Yes. Gabapentin is highly addictive. It is considered a Schedule V controlled substance under the Controlled Substances Act. This acts as a restriction on how the drug is prescribed and how much of it can be taken.
Gabapentin has been abused by individuals who want to experience its euphoric effects. Its abuse potential can be heightened by its high concentration of gabapentin. In some cases, it’s mixed with other drugs to achieve the desired high. Because of the drug’s interaction with the brain’s neurotransmitters, abuse of gabapentin can also lead to symptoms of withdrawal upon discontinuation.
In the presence of other drugs, the risk of abuse and overdose is increased. Tolerance and addiction develop quickly, and regular use leads to dependence.
How Do People Abuse Gabapentin?
Gabapentin abuse can lead to serious side effects and an increased risk of addiction. The drug is most commonly abused because it can produce a euphoric or calming effect. This is what can make it appealing to anyone abusing this particular drug.
There are several ways to abuse gabapentin.
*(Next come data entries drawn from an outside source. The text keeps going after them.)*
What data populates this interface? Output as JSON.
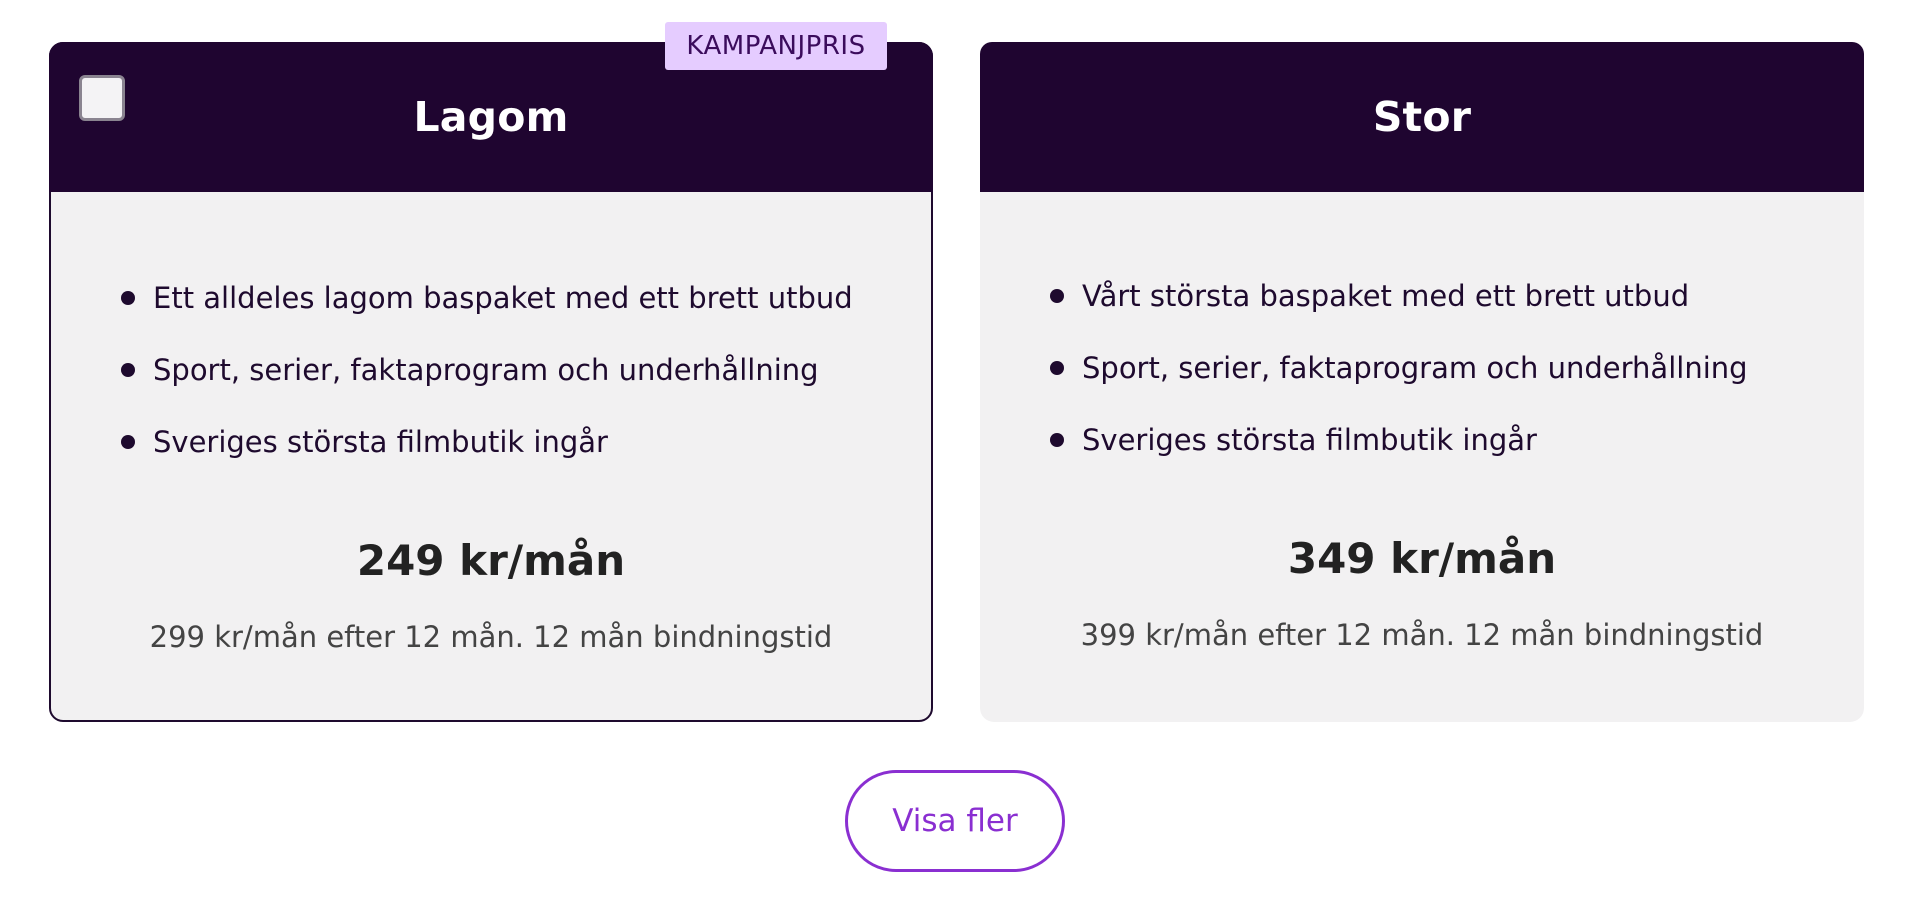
{
  "cards": [
    {
      "title": "Lagom",
      "badge": "KAMPANJPRIS",
      "selected": true,
      "features": [
        "Ett alldeles lagom baspaket med ett brett utbud",
        "Sport, serier, faktaprogram och underhållning",
        "Sveriges största filmbutik ingår"
      ],
      "price": "249 kr/mån",
      "price_note": "299 kr/mån efter 12 mån. 12 mån bindningstid"
    },
    {
      "title": "Stor",
      "features": [
        "Vårt största baspaket med ett brett utbud",
        "Sport, serier, faktaprogram och underhållning",
        "Sveriges största filmbutik ingår"
      ],
      "price": "349 kr/mån",
      "price_note": "399 kr/mån efter 12 mån. 12 mån bindningstid"
    }
  ],
  "more_button": {
    "label": "Visa fler"
  },
  "colors": {
    "header": "#1f0530",
    "card_bg": "#f2f1f2",
    "badge_bg": "#e5ccff",
    "accent": "#8a2fd1"
  }
}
Some of the most common methods are:
- Swallowing a pill whole
- Crushing a pill and snorting it
- Cutting gabapentin pills with another substance and snorting or injecting it
- Smoking or vaporizing gabapentin
Oral drug abuse is the most common form of abuse, particularly when the drug is taken in a pill form.
What Are the Treatment Options for Gabapentin Addiction?
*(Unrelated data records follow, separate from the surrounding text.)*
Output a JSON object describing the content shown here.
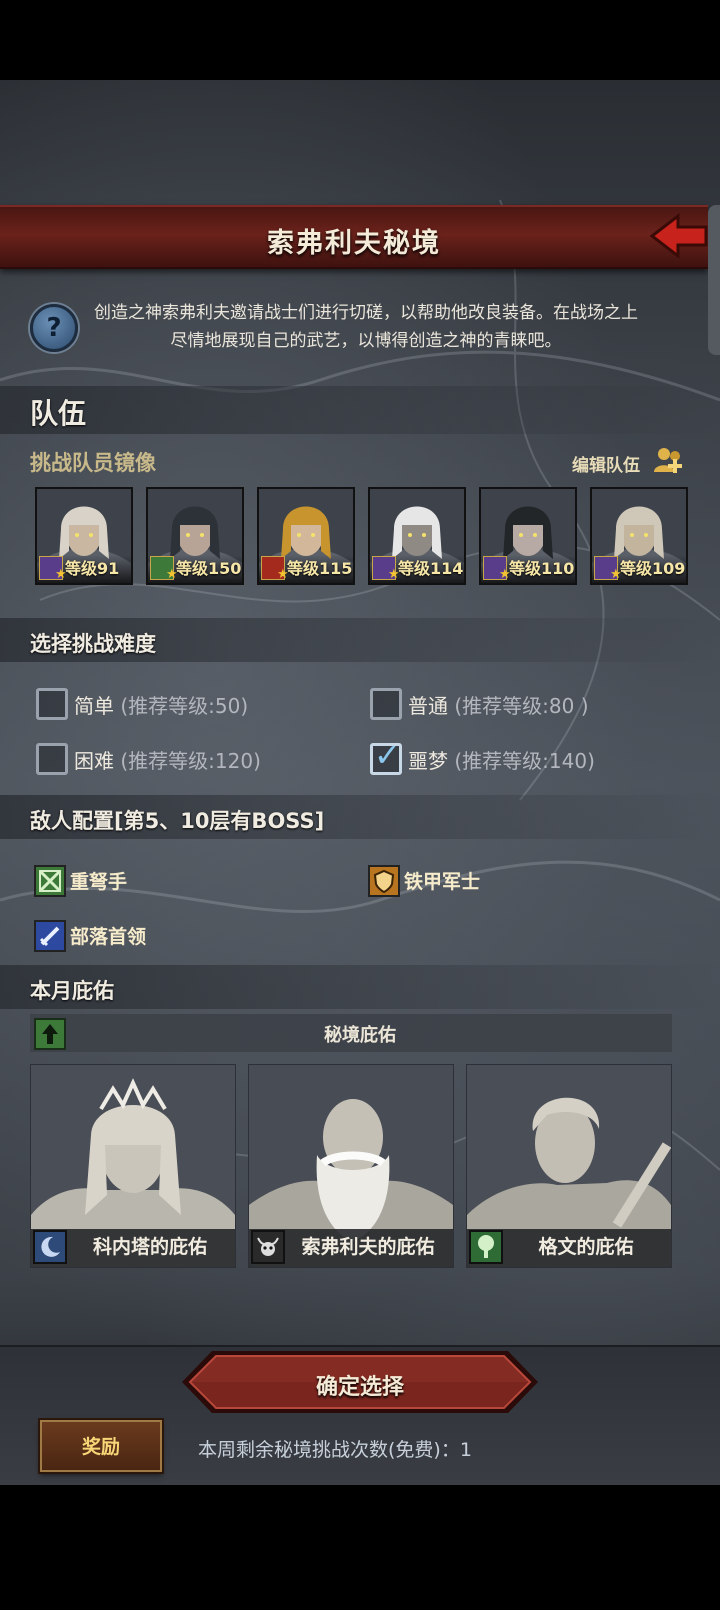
{
  "header": {
    "title": "索弗利夫秘境",
    "back_icon": "back-arrow-icon"
  },
  "intro": {
    "text": "创造之神索弗利夫邀请战士们进行切磋，以帮助他改良装备。在战场之上尽情地展现自己的武艺，以博得创造之神的青睐吧。"
  },
  "team": {
    "heading": "队伍",
    "subheading": "挑战队员镜像",
    "edit_label": "编辑队伍",
    "members": [
      {
        "level": "等级91",
        "class_color": "#5a3d8a"
      },
      {
        "level": "等级150",
        "class_color": "#3d7a3a"
      },
      {
        "level": "等级115",
        "class_color": "#a52a1e"
      },
      {
        "level": "等级114",
        "class_color": "#5a3d8a"
      },
      {
        "level": "等级110",
        "class_color": "#5a3d8a"
      },
      {
        "level": "等级109",
        "class_color": "#5a3d8a"
      }
    ]
  },
  "difficulty": {
    "heading": "选择挑战难度",
    "options": [
      {
        "name": "简单",
        "rec": "(推荐等级:50)",
        "checked": false
      },
      {
        "name": "普通",
        "rec": "(推荐等级:80 )",
        "checked": false
      },
      {
        "name": "困难",
        "rec": "(推荐等级:120)",
        "checked": false
      },
      {
        "name": "噩梦",
        "rec": "(推荐等级:140)",
        "checked": true
      }
    ]
  },
  "enemies": {
    "heading": "敌人配置[第5、10层有BOSS]",
    "list": [
      {
        "name": "重弩手",
        "icon": "crossbow-class-icon",
        "color": "#3d7a3a"
      },
      {
        "name": "铁甲军士",
        "icon": "shield-class-icon",
        "color": "#b8741e"
      },
      {
        "name": "部落首领",
        "icon": "sword-class-icon",
        "color": "#2d4aa0"
      }
    ]
  },
  "blessing": {
    "heading": "本月庇佑",
    "bar_title": "秘境庇佑",
    "cards": [
      {
        "label": "科内塔的庇佑",
        "icon_color": "#2e4a78"
      },
      {
        "label": "索弗利夫的庇佑",
        "icon_color": "#2a2a2a"
      },
      {
        "label": "格文的庇佑",
        "icon_color": "#2f6b35"
      }
    ]
  },
  "footer": {
    "confirm_label": "确定选择",
    "reward_label": "奖励",
    "remaining_text": "本周剩余秘境挑战次数(免费)：1"
  }
}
Addiction to gabapentin can be overcome with professional help. The treatment options that are most effective for a gabapentin addiction will depend on the severity of your addiction and the severity of the side effects that you experienced while abusing the drug.
Treatment options for a gabapentin addiction may include any combination of the following:
- An inpatient treatment program
- An outpatient treatment program
- A dual diagnosis treatment program
- An intensive outpatient program
- An opioid treatment program
The most effective recovery program is one tailored to your unique needs.
The staff at an inpatient treatment center can provide you with 24-hour medical supervision, treatment, and medical care. Inpatient treatment centers can also provide you with the skills you need to overcome addiction. It’s a good option for individuals who are suffering from mental health issues and addiction.
Outpatient treatment centers also provide addiction recovery services, such as medically supervised detox. They may also give medications to help curb cravings and withdrawal symptoms, and they provide aftercare services that can help you maintain your sobriety.
If you prefer, you may also choose the treatment that’s provided through an intensive outpatient program. These programs offer similar benefits to inpatient treatment. Still, they can be more convenient for individuals who live far from treatment centers or have other commitments, such as a job or family, outside of treatment.
If you’re addicted to gabapentin, you may also want to seek treatment for the underlying mental health issues that led you to addiction in the first place. Dual diagnosis treatment programs can help you receive the treatment you need for many mental illnesses, including drug addiction.
Opioid treatment programs provide treatment for individuals who struggle with opioid addiction. Combining opioid medication and behavioral therapy can help you overcome opioid addiction and prevent you from returning to your addiction.